Poor old Robert Watt must feel he just can’t win. The notoriously prickly secretary general of the Department of Public Expenditure and Reform drew the fire of no less than three Oireachtas committees over the Government’s failure to control the costs of the National Children’s Hospital. After weeks of argument he agreed in early March to appear before a star chamber composed of members of the Public Accounts Committee and the Finance Committee.
Watt delivered an 18-page opening statement in which he talked about many things, but not the National Children’s Hospital. He described how his department, despite its grandiose title, had responsibility for how taxpayers’ money is spent but very little power. They keep an eye on how the money is being spent but its up to individual departments and agencies to deliver projects within budget.
The true extent of his department’s impotence was revealed in an aside he made to the committee about the national broadband plan – a project which is threatening to make the children’s hospital look like a bargain.
Originally tagged to cost €500 million it is now expected to require an investment of €3 billion from taxpayers but will not be owned by the State.
‘Career ending’
Mr Watt was asked to give his view on the rising cost of that plan. He demurred. “I have views, but any comment I would make would be career ending.”
It seems, however, that he made his views clear in private and they have now become public. Watt is widely reported to have been one of the “senior officials” who have counselled against proceeding with the plan because it does not represent good value for the taxpayer.However, the Government is determined to press ahead with the project.
Irony does not even put a tooth in it. Watt would appear to a have done exactly what politicians castigated him for not doing – rightly or wrongly – with respect to the costs of the children’s hospital. He has shouted stop. But he has in turn been completely ignored by politicians .
It must be particularly galling for Watt, who joined the Department of Finance from the public sector in 2008. He had a ringside seat as the banking sector imploded and nearly took the country with it.

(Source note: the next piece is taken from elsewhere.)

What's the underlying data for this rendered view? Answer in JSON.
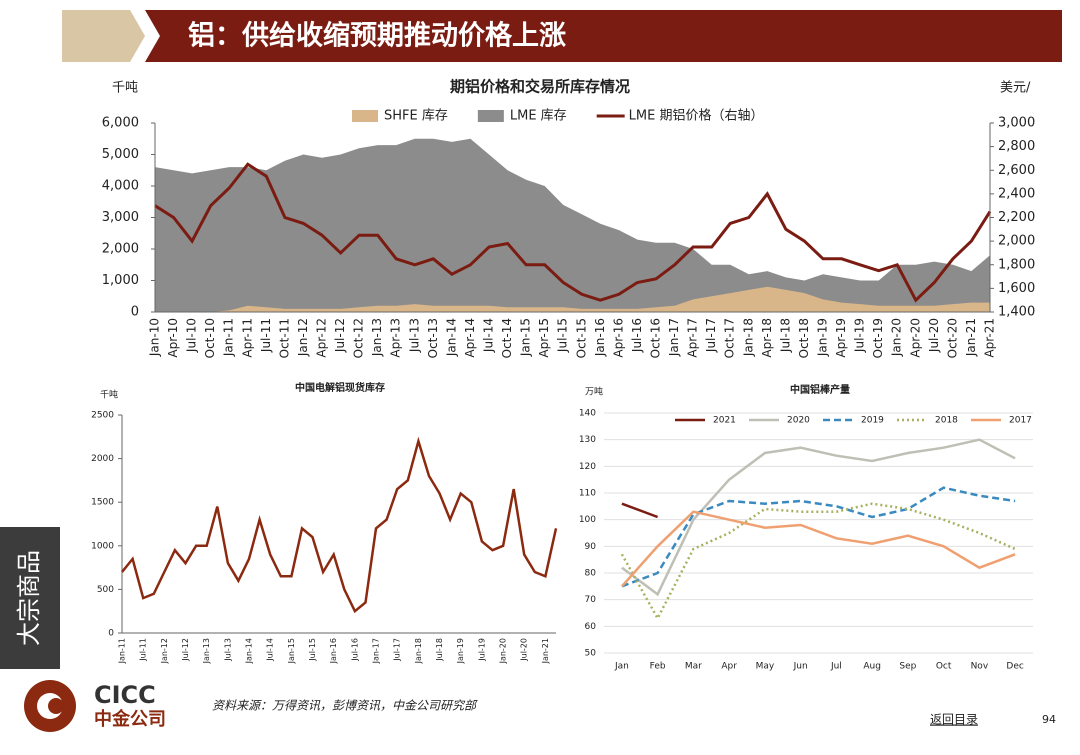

He participated in the hand-wringing and recrimination that followed which culminated – from the Civil Service’s point of view at least – in the Nyberg Report.
The report, by the former Finnish civil servant, took very few prisoners. The Department of Finance was beaten up for not forcibly injecting itself in the debate about the stability of the financial system.

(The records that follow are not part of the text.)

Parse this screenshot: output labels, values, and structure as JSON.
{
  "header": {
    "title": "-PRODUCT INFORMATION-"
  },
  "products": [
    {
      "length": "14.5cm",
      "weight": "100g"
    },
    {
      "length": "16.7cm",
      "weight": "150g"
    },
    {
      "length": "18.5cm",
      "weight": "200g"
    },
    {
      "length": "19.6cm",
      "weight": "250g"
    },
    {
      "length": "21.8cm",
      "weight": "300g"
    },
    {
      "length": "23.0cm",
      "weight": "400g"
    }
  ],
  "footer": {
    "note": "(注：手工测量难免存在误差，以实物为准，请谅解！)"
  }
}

The following is from the conclusion so the report: “The commission could find no evidence that the Department of Finance formally tried to influence the financial regulator in its work. The department also did not make any efforts to strengthen its own financial market expertise, despite crisis management exercises in the EU having shown a need for it among finance ministries.”
It is well documented that the department consistently, though not forcefully enough, supported a less expansive fiscal policy, particularly regarding property market incentives. It also appears that worries about the developing financial situation were expressed internally from time to time by some department staff.
However, nothing came of this as “the Central Bank and financial regulator were seen as responsible for financial stability”.
Put simply, the department did not even pick up the ball, never mind drop it.
There are interesting parallels between the department’s hands-off approach back then and the formal relationship between Watt’s Department of Public Expenditure and Reform and the agencies that spend the taxpayers’ money.
But the the crucial difference seems to be that 10 years later a senior public servant who lived through the crisis – and presumably bears the scars – did force his way into the the debate even though, by his own admission, his career could suffer.
But what is really perturbing is that nobody seems to care. The civil servant who, whether he likes it not, is seen by our elected representatives as one of the guardians of the public purse has said something is a really bad idea, but they are going to go ahead and do it anyway.
Why? Short-term electoral politics would appear to be the answer. Fear of a backlash in rural Ireland ahead of the local and European elections would appear to be the primary reasons for going against the advice of the civil servant who job is stop taxpayers’ money being wasted.
It does make you wonder what would have happened if, by some happy chance, the Department of Finance had tried much more “forcefully” to get the government to slow the economy and rein in the property market in 2007?
What if, for example, the secretary general of the Department of Finance had put his career on the line and spoken up? Would it have made a blind bit of difference?